Alors que le nécessaire changement de paradigme dans les transports exigerait des investissements gigantesques dans les infrastructures de transport, le gouvernement canadien s’enferme plutôt dans le paradigme suicidaire de l’austérité et de la diminution des capacités d’action de l’État. Sous l’administration Harper, nous disait récemment le journaliste du Devoir Éric Desrosiers, le déficit d’investissement continue de se creuser.
Malgré que le gouvernement fédéral dispose de capacité financière suffisante, il se décharge de cette responsabilité sur les gouvernements des provinces et les municipalités. Une étude du Centre canadien de politique alternative (CCPA) estime que les gouvernements devrait dépenser annuellement des sommes de quatre à cinq fois supérieures (soit plus de 100 milliards $ contre 20-30 milliards $ à l’heure actuelle) pour redonner à l’économie canadienne les infrastructures qu’elle mérite. La part du fédéral dans les investissements en infrastructure est descendue d’un peu plus de 30 % du total en 1955, à moins de 15 % en 2010.
Dans ce domaine, comme dans bien d’autres, c’est le déséquilibre fiscal qui maintien la situation de sous-investissement dans un état chronique. « Le gouvernement fédéral a l’argent, les gouvernements provinciaux ont la compétence constitutionnelle et les gouvernements locaux ont la responsabilité de faire les investissements ». Cependant, contrairement à ce que propose le CCPA, ce ne sont pas les municipalités mais le gouvernement du Québec qui devrait avoir les pouvoirs et les moyens d’agir pour pouvoir efficacement répondre aux nouveaux besoins d’infrastructure dans le cadre d’une stratégie globale de mobilité durable.
Malgré le blocage constitutionnel de ce pays ingouvernable, le Québec peut néanmoins profiter des politiques ultralibérales de l’administration Harper (baisse de la fiscalité, non intervention publique) pour récupérer de nouvelles capacités de taxation et pour s’inscrire dans une stratégie interventionniste plus globale, visant un changement de paradigme dans les transports. Dans le rapport de recherche de l’IRÉC sur la mobilité durable, nous proposons un ensemble de formules de taxation (taxe à la congestion [péage], sur les stationnements) pour donner un nouveau ‘signal-prix’ sur les pratiques insoutenables dans le transport. Mais je vais y revenir plus longuement dans un 2e billet (la semaine prochaine). On peut s’inspirer de ce qui se fait présentement dans les États des États-Unis aux prises avec un État fédéral surendetté et des besoins urgents d’investissement dans les infrastructures.

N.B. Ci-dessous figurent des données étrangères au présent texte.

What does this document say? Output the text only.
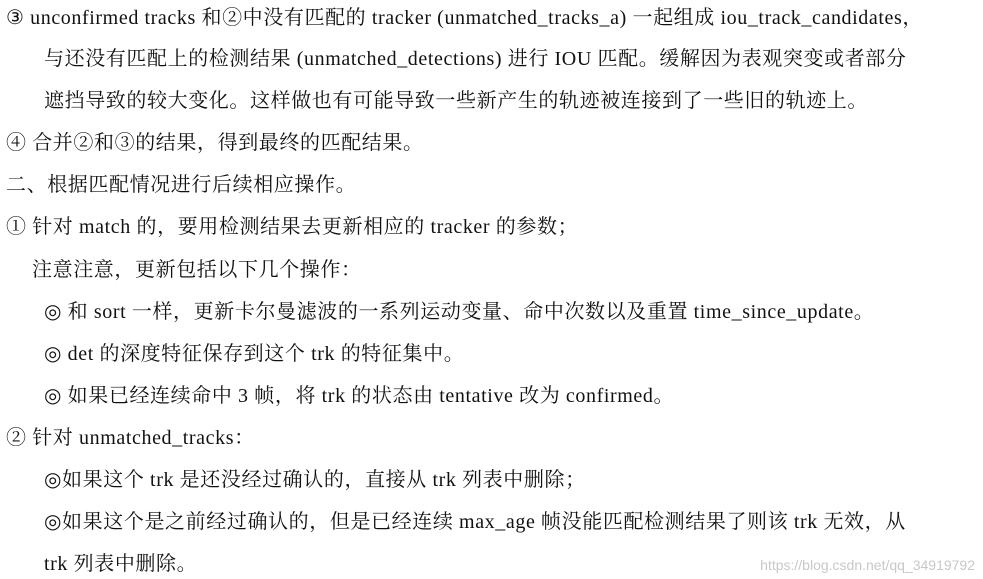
③ unconfirmed tracks 和②中没有匹配的 tracker (unmatched_tracks_a) 一起组成 iou_track_candidates，
与还没有匹配上的检测结果 (unmatched_detections) 进行 IOU 匹配。缓解因为表观突变或者部分
遮挡导致的较大变化。这样做也有可能导致一些新产生的轨迹被连接到了一些旧的轨迹上。
④ 合并②和③的结果，得到最终的匹配结果。
二、根据匹配情况进行后续相应操作。
① 针对 match 的，要用检测结果去更新相应的 tracker 的参数；
注意注意，更新包括以下几个操作：
◎ 和 sort 一样，更新卡尔曼滤波的一系列运动变量、命中次数以及重置 time_since_update。
◎ det 的深度特征保存到这个 trk 的特征集中。
◎ 如果已经连续命中 3 帧，将 trk 的状态由 tentative 改为 confirmed。
② 针对 unmatched_tracks：
◎如果这个 trk 是还没经过确认的，直接从 trk 列表中删除；
◎如果这个是之前经过确认的，但是已经连续 max_age 帧没能匹配检测结果了则该 trk 无效，从
trk 列表中删除。	https://blog.csdn.net/qq_34919792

« We’re seeing a wide variety of funding and financing proposals being put forward to address funding transportation crises, » affirme Jaime Rall, spécialiste des politiques de transport au National Conference of State Legislatures (NCSL). Les États, en particulier ceux dirigés par des gouverneurs démocrates, se cherchent de nouvelles sources de financement pour les infrastructures routières et les systèmes de transport public, souffrant de déficit chronique. Par exemple, le gouverneur démocrate du Massachusetts, Deval Patrick, considère une panoplie de mesures (augmenter la taxe de vente, la taxe sur l’essence ou encore la possibilité d’une taxe sur le millage parcourue) pour financer des investissements annuels d’un milliard $.
Selon l’American Society of Engineers, les États-Unis auraient besoin de 2 700 milliards $ d’investissements dans les infrastructures d’ici 2020, mais il manquerait 1 000 milliards $ dans l’état actuel des choses. Les capacités de financer ces dépenses seraient aggravées par les rentrées moins importantes que prévues des taxes sur l’essence : la crise économique, des automobiles moins énergivores, l’augmentation des VE, etc. D’autant plus que la taxe fédérale est restée à 18,4 cents le gallon depuis 20 ans et que certains États n’ont pas augmenté la leur depuis plus de 25 ans ! Pendant le même temps, les coûts d’infrastructures ont explosé.
Dans le prochain billet sur les transports, on abordera l’enjeu du changement de paradigme dans le transport avec des solutions concrètes.